Mammalian nitric oxide synthase (mNOS) produces NO via a sequential two-step reaction.(1) In the first step of the reaction, L-Arg is oxidized to N-hydroxy-L-arginine (NOHA), with the consumption of two electrons and one molecule of oxygen. In the second step, NOHA is further oxidized to L-citrulline and NO, by using an additional electron and another molecule of oxygen as illustrated in Scheme 1. The three major isoforms of mNOS present in macrophages (iNOS), endothelial cells (eNOS) and neuronal tissues (nNOS), produce NO that functions as a cytotoxic agent, a vasodilator, and a neurotransmitter, respectively. All three isoforms of mNOS consist of a reductase domain with NADPH, FAD and FMN binding sites, and an oxygenase domain, containing tetrahydrobiopterin (H4B), heme and the substrate binding site.(1) The mNOS enzymes function as a dimer, and, during the reaction, electron travels from the NADPH, FAD to FMN in the reductase domain of one subunit, culminating in the heme iron of the oxygenase domain of the other subunit, where the oxygen reaction takes place(2). Calcium/calmodulin binding enables electron transfer between the two domains.(3)

Scheme 1.

Although the full-length mNOS enzymes have not been crystallized, the structures of the oxygenase domains of all three mammalian isoforms (mNOS_oxy) have been solved and found to be nearly identical.(4-9) It is important to note that the oxygenase domain of mNOS (mNOS_oxy) is fully functional in the presence of the substrate and cofactor in vitro, when an electron source is available.(10) As illustrated in Fig. 1B and 1C, using the crystal structures of iNOS_oxy as an example, the substrate binds directly over the heme iron, consistent with the prediction made by a variety of spectroscopic studies.(11-15) The binding is stabilized by an H-bonding network involving Glu371, Trp366 and Tyr367, as well as one of the two heme propionate groups and H4B. As a member of the P450 family of enzymes, the heme iron in NOS is coordinated by a cysteine residue (Cys194 in iNOS) as the proximal ligand. Nonetheless, distinct from P450, in which the proximal cysteine-thiolate ligand is H-bonded to three backbone amino groups, the proximal cysteine ligand of mNOS accepts an H-bond from a nearby Trp residue side-chain (Trp188 in iNOS),(16-20) in addition to two H-bonds from backbone amino groups. The Trp-Cys H-bond is believed to be important in regulating the electron density on the heme iron for the oxygen chemistry.(16-19, 21)

Fig. 1.

The catalytic site of (A) L-Arg-bound gsNOS (2FLQ), (B) L-Arg-bound iNOSoxy (1NOD) and (C) NOHA-bound iNOSoxy (1DWX). In (B) and (C), H4B is also present in the crystal structures, but not shown in (C) for clarity. The H-bonding interactions are indicated by the dashed lines. The distances indicated in (B) by (a, b and c) in the proximal side of each heme are listed in Table 2.

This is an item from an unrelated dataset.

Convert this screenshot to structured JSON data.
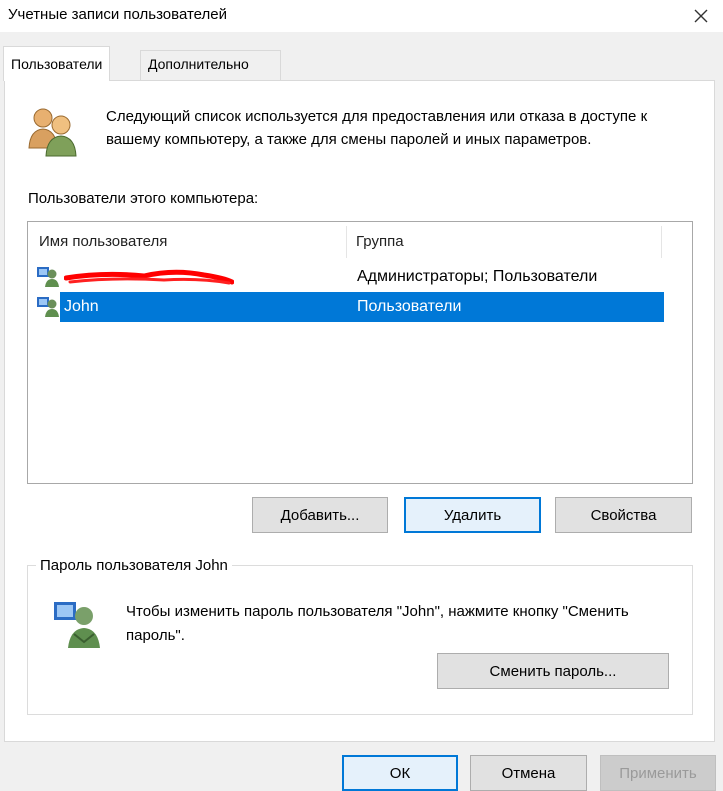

In addition to mammals, genes coding for NOS-like enzymes have been found in several other organisms, including bacteria. Seven bacterial NOSs, including those from Streptomyces turgidiscabies(22), Nocardia sp.(23), Deinococus radiodurans(24), Bacillus subtilis (bsNOS)(25), Bacillus anthracis(26), Staphylococcus aureous (saNOS)(27) and Geobacillus stearothermophilus (gsNOS)(28), have been expressed and partially characterized. Among them, bsNOS,(29) saNOS,(30) and gsNOS,(28) have been crystallized. The structures of the three bacterial NOSs are very similar. They exhibit characteristics resembling those of mNOS_oxy (see Fig. 1A vs 1B), except that the bacterial NOSs lack a portion of the cofactor binding site, as well as the N-terminal hook, which links the two subunits of the dimer together(5) and the associated Zn-binding site. Although these two structural features have been recognized to be important in the formation of the dimer interface in mNOS,(31) their absence in bacterial NOS does not seem to compromise their ability to form dimers. On the contrary, the dimeric interactions in the bacterial NOS are as strong as their mammalian counterparts.(29)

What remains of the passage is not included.